- Conservation status: Least Concern (IUCN 3.1)

Scientific classification
- Kingdom: Animalia
- Phylum: Chordata
- Class: Actinopterygii
- Order: Cypriniformes
- Family: Nemacheilidae
- Genus: Schistura
- Species: S. mahnerti
- Binomial name: Schistura mahnerti Kottelat, 1990

= Schistura mahnerti =

- Genus: Schistura
- Species: mahnerti
- Authority: Kottelat, 1990
- Conservation status: LC

Species of tropical freshwater fish

Schistura mahnerti is a species of tropical freshwater fish of the stone loach family Nemacheilidae. It inhabits fast-flowing streams of Thailand and Myanmar (Burma). S. mahnerti is one of the more recent species to be introduced to the aquarium trade.

Other common names for this fish include the Burmese-border sand loach and red-tail sand loach. It is sometimes mislabeled in pet stores as a zebra loach or Burmese Border loach, which are both members of the genus Botia.

==Etymology==
The fish is named in honor of Austrian zoologist Volker Mahnert (1943–2008),of the Museum d’Histoire Naturelle, Département d’Herpétologie et Ichthyologie in Geneva, because of his help at the various stages of Kottelat’s monograph.
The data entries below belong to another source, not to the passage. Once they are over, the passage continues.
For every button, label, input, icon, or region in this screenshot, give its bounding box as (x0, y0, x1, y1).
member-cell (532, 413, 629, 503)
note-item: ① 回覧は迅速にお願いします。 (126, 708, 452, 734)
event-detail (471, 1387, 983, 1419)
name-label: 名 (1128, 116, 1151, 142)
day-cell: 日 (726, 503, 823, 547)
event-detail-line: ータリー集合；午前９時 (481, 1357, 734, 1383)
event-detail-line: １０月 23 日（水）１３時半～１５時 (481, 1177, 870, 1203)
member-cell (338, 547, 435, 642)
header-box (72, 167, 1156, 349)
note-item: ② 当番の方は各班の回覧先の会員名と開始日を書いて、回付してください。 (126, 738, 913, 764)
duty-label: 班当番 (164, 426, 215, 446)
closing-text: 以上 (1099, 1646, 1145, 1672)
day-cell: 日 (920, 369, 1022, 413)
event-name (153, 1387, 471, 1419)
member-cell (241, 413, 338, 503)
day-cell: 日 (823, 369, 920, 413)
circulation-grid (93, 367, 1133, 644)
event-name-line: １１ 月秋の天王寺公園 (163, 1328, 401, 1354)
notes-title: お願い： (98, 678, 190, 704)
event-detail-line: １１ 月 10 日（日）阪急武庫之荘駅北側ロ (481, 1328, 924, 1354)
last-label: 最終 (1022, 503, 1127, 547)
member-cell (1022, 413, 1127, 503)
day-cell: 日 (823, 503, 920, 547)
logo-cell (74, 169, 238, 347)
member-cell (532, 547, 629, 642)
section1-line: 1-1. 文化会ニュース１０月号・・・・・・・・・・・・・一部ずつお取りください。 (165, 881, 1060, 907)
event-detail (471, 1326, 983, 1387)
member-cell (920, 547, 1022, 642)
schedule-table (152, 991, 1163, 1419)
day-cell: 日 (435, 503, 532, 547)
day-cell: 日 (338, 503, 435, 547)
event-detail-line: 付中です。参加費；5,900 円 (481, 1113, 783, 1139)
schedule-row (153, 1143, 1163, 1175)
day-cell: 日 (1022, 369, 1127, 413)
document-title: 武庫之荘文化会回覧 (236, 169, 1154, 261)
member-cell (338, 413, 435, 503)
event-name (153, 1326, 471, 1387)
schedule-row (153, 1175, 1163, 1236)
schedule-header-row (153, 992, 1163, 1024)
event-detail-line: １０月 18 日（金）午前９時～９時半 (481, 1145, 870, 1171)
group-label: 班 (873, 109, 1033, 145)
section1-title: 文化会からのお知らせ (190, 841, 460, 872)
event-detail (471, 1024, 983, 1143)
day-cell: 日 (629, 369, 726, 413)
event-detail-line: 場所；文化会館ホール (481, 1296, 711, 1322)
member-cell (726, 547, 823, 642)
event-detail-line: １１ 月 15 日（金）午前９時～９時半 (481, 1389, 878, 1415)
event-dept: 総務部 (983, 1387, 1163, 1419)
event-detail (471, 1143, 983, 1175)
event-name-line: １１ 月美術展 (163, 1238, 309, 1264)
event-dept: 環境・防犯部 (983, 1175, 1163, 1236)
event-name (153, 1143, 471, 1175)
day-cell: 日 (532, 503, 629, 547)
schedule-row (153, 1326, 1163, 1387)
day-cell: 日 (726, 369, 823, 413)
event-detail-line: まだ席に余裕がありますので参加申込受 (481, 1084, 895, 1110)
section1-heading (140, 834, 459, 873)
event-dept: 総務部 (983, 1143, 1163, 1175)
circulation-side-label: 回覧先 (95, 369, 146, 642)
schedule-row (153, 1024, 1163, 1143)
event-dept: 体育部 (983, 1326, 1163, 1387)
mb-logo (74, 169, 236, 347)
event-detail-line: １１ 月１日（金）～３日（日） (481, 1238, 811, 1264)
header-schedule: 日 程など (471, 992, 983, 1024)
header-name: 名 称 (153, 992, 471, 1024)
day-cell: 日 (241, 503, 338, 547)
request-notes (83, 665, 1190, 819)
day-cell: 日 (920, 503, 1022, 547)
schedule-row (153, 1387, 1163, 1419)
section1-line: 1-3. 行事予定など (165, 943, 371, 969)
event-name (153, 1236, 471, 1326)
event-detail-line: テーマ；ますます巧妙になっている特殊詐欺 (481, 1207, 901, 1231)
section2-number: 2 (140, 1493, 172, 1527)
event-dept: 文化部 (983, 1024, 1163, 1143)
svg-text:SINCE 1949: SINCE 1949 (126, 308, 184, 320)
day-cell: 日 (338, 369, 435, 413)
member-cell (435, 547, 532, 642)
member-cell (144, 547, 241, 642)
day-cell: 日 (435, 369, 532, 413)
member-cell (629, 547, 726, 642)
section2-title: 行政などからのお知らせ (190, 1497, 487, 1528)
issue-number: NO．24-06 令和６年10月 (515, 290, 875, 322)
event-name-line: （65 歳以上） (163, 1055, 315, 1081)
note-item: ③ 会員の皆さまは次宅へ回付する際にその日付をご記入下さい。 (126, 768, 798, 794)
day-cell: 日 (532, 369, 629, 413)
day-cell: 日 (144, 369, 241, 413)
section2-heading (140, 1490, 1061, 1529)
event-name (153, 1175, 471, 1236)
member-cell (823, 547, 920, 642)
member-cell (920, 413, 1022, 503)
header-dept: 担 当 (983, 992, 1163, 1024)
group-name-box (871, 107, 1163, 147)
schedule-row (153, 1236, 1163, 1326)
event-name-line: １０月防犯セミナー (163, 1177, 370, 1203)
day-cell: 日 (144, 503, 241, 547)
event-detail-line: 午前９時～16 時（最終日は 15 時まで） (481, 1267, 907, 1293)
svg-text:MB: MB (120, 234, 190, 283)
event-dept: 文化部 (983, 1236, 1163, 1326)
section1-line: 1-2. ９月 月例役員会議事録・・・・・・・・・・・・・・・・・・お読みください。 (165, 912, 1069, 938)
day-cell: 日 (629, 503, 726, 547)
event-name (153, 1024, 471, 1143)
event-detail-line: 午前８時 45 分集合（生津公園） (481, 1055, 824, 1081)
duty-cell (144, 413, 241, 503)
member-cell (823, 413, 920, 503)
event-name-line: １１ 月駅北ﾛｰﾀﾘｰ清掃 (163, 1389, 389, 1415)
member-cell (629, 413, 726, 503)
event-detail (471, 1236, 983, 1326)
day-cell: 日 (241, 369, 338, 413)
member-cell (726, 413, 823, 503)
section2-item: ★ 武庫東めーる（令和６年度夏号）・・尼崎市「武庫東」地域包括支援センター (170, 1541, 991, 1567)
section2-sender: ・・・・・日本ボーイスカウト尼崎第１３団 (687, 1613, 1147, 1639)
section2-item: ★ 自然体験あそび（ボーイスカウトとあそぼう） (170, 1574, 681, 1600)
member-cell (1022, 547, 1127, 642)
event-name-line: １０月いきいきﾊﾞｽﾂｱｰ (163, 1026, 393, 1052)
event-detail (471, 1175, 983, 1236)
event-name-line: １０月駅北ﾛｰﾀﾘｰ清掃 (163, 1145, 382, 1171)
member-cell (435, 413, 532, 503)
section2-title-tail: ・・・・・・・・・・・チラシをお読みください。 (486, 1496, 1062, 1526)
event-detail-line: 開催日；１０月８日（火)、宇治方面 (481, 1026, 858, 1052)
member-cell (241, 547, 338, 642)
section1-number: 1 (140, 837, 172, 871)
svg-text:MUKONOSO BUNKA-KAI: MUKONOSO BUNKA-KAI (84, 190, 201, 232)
== Description and behavior ==
Red-tail sand loaches share common characteristics with its genus-mates in Schistura: elongated bodies, flat bellies and striped coloration. Finnage may take a reddish hue as the fish matures. This sand loach shows sexual dimorphism via suborbital flaps, present only in males. Movement is characterized by short, rapid bursts from one point to another. The maximum known size is 3 in.

The stripe pattern is common to many Schistura species, complicating identification. Along with suborbital flaps missing in some other species, S. mahnerti has at least 9 caudal rays. The stripes resemble the split bands of a zebra or tiger up front, then turn into thick solid bands toward the tail.

S. mahnerti requires plenty of hiding spaces separated by visual barriers to distinguish its territory. Although it can be taught to accept flake food in captivity, it prefers a largely carnivorous diet of mosquito larvae, bloodworms, and small insects.

== Distribution ==
Schistura mahnerti comes from the Salween River, which flows from the Himalayas eastward as the border to Thailand and Burma.

In its habitat, the natural water chemistry has a pH of 6 to 6.9, slightly acidic. Due to the fast flow of the streams, the water is well-oxygenated and the tropical climate keeps the water from 73 to 79 F.

== In the Aquarium ==
This species can be aggressive when kept alone, or in small numbers. Its behavior stabilizes when given proper water conditions, and a larger group of conspecifics. Increasing water movement and aeration will help in keeping this fish healthy. This species is sensitive to medication, especially copper based. If medication is required, a separate tank should be used and the dosage should be carefully monitored. A variety of foods should be offered, with a concentration on high protein. Under correct conditions this fish is a wonderful addition to a semi-aggressive aquarium and can live up to 12 years.